On 13.08.2016 at 15:08, Nikita Popov wrote:

> On Sat, Aug 13, 2016 at 2:42 PM, Christoph M. Becker <cmbecke...@gmx.de>
> wrote:
> 
>> You have commented on <https://bugs.php.net/bug.php?id=72828>:
>>
>> | Unless the allocations explicitly use the system allocator (i.e. do
>> | not use emalloc and variants), do NOT introduce NULL checks.
>>
>> Can you please elaborate, why that shouldn't be done.
>>
>> Actually, the allocations use safe_emalloc() and emalloc(),
>> respectively[1].  However, the only client of the function does
>> explicitly check for a NULL return[2], which can only happen, if
>> safe_emalloc() fails.  So if no NULL checks should be done, this one
>> should be removed as well.
>>
>> [1]
>> <https://github.com/php/php-src/blob/php-5.6.24/ext/
>> standard/string.c#L2926-L2927>
>> [2]
>> <https://github.com/php/php-src/blob/php-5.6.24/ext/
>> standard/string.c#L3133-L3134>
> 
> If that's the only failure condition of the function, the check can indeed
> be dropped.

Fine; I'll do that.

> ZMM is an infallible allocator, it will bail out (or abort) if the
> allocation fails.
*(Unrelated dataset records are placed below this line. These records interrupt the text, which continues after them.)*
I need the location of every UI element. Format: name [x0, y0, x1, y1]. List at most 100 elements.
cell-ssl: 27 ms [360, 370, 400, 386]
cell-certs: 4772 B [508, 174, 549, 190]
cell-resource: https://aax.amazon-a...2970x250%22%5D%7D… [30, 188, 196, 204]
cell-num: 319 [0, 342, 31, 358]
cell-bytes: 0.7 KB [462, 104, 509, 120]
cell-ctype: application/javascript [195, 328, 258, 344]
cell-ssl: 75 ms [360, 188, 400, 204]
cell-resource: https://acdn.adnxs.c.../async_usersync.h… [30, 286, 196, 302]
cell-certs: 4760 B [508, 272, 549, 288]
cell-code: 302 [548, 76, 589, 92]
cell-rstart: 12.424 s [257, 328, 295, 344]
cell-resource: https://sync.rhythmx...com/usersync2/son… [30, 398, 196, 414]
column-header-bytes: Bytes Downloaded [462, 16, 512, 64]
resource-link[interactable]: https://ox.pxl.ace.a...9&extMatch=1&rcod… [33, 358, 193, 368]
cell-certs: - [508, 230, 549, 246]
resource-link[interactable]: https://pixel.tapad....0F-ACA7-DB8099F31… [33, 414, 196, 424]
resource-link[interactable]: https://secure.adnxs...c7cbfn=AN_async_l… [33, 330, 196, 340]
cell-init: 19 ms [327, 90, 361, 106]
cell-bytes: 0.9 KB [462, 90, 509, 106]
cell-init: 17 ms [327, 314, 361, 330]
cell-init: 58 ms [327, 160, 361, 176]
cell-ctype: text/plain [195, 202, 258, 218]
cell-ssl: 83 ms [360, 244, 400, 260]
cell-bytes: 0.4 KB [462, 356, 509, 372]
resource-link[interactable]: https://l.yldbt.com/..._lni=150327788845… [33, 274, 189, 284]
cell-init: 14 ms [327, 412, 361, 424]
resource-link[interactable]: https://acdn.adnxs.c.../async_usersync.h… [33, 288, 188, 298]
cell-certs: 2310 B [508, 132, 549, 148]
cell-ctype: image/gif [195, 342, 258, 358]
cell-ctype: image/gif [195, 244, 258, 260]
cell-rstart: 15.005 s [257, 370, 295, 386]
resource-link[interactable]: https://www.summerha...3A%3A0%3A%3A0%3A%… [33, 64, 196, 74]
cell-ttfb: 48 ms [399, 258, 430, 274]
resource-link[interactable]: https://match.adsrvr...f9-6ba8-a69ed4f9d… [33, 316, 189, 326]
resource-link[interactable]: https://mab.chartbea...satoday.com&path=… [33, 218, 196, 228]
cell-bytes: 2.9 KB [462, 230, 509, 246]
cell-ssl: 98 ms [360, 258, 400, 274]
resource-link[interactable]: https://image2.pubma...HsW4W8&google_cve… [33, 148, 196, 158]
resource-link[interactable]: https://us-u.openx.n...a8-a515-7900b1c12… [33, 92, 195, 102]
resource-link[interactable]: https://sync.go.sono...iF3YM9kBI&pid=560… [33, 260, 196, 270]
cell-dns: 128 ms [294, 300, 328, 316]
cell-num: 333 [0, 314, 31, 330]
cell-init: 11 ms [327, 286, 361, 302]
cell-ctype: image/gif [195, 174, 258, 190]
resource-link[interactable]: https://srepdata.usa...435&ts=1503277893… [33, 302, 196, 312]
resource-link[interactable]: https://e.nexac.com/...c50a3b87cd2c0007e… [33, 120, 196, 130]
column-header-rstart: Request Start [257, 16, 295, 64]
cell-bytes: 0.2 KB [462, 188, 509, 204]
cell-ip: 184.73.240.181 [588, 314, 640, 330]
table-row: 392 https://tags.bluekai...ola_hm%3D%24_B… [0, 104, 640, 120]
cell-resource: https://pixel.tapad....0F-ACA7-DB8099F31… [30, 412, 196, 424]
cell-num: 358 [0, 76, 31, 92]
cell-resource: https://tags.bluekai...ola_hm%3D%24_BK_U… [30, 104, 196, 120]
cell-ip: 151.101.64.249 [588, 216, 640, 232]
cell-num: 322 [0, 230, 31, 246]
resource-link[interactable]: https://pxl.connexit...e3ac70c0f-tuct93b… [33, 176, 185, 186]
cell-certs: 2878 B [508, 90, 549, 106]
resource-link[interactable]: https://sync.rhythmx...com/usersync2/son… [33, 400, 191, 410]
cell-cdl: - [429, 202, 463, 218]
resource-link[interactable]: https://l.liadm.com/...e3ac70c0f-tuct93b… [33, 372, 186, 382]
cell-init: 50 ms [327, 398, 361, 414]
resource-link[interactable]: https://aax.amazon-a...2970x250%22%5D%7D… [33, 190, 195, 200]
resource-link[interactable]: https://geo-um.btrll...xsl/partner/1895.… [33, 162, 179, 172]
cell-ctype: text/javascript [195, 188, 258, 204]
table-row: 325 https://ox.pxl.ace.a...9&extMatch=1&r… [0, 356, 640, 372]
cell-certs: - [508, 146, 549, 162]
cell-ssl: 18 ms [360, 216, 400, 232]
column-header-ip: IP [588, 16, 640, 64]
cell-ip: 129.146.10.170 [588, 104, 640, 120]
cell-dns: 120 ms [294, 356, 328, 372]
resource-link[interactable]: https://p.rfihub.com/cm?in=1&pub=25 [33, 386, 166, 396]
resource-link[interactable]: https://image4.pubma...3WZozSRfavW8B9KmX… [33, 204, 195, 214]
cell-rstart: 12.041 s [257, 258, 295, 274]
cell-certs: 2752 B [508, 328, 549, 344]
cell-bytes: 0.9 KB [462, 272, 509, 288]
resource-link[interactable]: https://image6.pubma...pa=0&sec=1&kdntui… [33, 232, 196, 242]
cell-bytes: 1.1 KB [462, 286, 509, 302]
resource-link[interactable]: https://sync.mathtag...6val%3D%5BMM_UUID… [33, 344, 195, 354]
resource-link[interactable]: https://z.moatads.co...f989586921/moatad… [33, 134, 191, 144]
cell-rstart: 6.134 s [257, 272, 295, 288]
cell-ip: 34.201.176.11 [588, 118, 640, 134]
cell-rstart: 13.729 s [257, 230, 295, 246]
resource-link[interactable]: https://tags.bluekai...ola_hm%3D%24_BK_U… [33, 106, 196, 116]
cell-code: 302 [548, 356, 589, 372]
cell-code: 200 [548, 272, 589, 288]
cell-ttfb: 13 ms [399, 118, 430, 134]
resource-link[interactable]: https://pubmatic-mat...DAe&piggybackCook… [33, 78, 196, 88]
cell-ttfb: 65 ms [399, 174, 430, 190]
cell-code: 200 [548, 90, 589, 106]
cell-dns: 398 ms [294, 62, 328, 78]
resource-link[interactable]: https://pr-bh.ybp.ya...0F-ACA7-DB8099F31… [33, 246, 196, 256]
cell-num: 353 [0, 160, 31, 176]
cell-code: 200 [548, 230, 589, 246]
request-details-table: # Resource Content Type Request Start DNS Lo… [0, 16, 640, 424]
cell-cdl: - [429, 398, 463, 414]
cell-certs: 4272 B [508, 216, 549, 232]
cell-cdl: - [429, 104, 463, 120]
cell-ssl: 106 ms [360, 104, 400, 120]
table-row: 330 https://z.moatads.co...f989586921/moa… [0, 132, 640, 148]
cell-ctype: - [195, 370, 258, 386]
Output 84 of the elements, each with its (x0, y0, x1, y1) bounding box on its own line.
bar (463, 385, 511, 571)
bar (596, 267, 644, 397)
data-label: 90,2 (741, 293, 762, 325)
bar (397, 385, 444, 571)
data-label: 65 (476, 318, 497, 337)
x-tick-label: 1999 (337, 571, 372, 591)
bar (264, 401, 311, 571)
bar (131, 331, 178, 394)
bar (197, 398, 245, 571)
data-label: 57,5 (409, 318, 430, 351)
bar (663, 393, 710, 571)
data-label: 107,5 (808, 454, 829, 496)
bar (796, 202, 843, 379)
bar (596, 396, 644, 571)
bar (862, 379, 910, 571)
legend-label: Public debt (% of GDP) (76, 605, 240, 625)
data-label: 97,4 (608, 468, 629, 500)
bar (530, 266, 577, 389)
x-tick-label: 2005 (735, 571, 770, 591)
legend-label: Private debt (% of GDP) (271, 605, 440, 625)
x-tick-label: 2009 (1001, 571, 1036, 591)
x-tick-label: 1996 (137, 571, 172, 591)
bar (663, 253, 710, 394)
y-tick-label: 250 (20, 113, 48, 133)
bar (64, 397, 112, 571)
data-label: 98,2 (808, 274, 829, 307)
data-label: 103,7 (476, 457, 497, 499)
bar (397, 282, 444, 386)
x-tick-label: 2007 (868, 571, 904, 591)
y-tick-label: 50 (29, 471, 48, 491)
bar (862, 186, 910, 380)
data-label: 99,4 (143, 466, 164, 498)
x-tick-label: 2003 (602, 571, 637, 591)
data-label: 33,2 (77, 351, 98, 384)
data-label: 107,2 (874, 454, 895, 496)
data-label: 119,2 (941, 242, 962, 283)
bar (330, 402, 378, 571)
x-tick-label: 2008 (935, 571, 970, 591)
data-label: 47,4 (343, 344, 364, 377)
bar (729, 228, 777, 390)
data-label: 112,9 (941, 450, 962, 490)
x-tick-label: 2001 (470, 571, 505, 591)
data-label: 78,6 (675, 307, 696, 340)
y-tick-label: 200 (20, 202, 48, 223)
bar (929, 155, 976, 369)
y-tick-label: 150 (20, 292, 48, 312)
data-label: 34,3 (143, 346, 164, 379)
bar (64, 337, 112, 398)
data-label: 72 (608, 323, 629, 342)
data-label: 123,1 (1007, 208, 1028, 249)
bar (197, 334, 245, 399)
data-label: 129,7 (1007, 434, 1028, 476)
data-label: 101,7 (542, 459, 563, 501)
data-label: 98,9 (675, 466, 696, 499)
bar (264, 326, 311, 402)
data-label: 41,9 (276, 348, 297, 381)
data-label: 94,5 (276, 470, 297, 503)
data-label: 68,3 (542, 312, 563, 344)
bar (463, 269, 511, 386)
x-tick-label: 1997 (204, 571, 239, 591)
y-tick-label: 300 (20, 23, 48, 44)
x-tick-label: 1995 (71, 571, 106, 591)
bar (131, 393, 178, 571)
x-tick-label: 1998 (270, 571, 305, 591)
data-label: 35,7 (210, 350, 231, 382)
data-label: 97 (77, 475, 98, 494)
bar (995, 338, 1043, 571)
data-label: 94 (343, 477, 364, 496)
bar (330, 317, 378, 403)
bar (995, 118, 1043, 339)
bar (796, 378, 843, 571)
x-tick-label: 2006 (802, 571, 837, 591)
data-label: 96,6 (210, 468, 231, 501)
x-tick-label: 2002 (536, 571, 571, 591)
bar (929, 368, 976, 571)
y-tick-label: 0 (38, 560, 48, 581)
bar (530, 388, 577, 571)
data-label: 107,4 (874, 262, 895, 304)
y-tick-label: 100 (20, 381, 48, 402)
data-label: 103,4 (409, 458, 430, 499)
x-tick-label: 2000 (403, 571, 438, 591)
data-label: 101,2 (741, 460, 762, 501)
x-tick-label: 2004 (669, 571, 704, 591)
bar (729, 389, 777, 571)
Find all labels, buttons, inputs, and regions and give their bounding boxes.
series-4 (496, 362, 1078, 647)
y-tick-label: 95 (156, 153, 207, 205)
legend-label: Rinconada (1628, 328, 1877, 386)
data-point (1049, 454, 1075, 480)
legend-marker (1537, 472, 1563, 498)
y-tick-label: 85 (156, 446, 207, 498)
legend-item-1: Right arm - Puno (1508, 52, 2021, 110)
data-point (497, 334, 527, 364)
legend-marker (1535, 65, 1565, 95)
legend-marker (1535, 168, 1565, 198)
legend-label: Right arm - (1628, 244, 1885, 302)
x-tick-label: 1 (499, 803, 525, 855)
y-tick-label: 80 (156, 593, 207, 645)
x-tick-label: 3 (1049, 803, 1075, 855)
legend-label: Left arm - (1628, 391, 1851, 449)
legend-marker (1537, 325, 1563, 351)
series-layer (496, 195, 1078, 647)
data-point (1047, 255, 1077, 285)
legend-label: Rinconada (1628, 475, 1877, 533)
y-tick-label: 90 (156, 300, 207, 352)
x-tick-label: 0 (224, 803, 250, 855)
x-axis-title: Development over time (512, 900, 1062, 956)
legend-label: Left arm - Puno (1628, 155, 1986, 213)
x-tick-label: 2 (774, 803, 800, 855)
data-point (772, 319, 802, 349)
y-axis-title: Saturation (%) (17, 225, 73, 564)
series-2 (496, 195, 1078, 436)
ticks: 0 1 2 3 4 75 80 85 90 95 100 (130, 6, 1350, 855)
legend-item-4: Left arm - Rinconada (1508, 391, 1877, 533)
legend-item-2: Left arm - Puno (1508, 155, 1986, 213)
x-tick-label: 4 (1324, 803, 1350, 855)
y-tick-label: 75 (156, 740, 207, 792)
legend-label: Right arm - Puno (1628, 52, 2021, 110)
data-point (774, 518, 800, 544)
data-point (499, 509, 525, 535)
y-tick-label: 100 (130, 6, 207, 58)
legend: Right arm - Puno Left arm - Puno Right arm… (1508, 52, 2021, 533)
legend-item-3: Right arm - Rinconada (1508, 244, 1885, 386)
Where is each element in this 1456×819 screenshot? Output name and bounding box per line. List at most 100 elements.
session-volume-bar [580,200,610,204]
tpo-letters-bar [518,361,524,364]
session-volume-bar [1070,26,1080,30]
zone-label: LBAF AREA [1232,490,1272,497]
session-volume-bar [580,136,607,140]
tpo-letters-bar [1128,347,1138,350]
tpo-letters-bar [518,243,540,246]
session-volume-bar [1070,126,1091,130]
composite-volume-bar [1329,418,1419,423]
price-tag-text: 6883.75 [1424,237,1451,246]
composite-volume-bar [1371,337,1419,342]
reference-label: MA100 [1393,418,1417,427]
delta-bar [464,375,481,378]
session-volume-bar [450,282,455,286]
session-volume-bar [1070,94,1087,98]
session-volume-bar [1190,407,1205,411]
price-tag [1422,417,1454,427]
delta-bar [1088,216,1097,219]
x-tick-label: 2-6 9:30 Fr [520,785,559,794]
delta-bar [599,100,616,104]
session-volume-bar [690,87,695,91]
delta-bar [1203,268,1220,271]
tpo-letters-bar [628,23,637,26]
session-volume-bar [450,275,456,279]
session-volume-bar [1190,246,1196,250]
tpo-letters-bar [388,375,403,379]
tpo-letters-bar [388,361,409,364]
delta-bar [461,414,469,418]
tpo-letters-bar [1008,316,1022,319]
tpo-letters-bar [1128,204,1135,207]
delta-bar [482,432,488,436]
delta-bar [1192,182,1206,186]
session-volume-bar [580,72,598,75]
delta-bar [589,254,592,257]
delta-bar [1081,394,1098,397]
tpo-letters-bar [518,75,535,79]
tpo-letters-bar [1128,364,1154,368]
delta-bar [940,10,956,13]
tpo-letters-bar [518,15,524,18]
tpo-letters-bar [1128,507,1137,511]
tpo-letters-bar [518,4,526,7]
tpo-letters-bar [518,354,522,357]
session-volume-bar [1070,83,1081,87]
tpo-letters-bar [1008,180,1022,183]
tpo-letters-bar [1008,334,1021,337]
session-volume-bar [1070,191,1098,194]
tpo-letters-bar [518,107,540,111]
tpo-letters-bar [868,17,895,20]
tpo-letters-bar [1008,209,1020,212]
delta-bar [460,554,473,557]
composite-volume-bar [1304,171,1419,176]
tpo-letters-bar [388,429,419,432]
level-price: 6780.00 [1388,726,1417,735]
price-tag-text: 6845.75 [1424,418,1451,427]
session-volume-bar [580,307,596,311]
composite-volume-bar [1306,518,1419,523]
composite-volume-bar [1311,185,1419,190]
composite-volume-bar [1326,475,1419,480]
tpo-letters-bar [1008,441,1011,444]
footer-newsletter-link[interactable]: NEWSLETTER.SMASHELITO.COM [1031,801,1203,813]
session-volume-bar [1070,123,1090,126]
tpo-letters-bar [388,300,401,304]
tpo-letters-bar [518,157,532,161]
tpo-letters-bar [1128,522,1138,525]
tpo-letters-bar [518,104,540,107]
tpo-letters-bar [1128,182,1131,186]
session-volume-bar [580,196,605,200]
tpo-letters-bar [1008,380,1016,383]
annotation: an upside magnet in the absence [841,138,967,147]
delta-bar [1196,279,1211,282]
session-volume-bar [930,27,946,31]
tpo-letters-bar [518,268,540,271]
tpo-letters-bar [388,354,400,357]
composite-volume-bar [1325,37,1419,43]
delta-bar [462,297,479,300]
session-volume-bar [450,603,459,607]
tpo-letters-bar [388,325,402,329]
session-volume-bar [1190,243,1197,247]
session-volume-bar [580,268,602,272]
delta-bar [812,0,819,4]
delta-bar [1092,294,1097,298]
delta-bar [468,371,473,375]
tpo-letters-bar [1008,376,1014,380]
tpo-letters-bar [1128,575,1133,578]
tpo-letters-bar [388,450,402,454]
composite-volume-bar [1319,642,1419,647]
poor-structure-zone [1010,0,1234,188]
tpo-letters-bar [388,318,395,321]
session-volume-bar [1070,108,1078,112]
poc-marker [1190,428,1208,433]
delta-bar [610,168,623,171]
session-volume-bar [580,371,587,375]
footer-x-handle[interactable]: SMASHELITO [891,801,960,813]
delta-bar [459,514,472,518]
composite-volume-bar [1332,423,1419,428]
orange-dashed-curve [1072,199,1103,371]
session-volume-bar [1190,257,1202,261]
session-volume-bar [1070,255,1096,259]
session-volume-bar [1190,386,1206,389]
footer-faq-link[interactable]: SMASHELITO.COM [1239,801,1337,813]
The return value should never be checked -- if it is
> checked, it's a mistake.

Thanks for the explanation!

> If you are concerned about USE_ZEND_ALLOC=0 using a fallible allocator, the
> system allocator hooks in ZMM should be adjusted to check for NULL and
> abort instead (use __zend_malloc instead of malloc, for example).

I don't know whether USE_ZEND_ALLOC=0 is in use on any production
systems, but if that is so, that should be catered to.  And maybe also
to zero size allocations, which have implemention defined behavior
(either NULL or a valid pointer may be returned).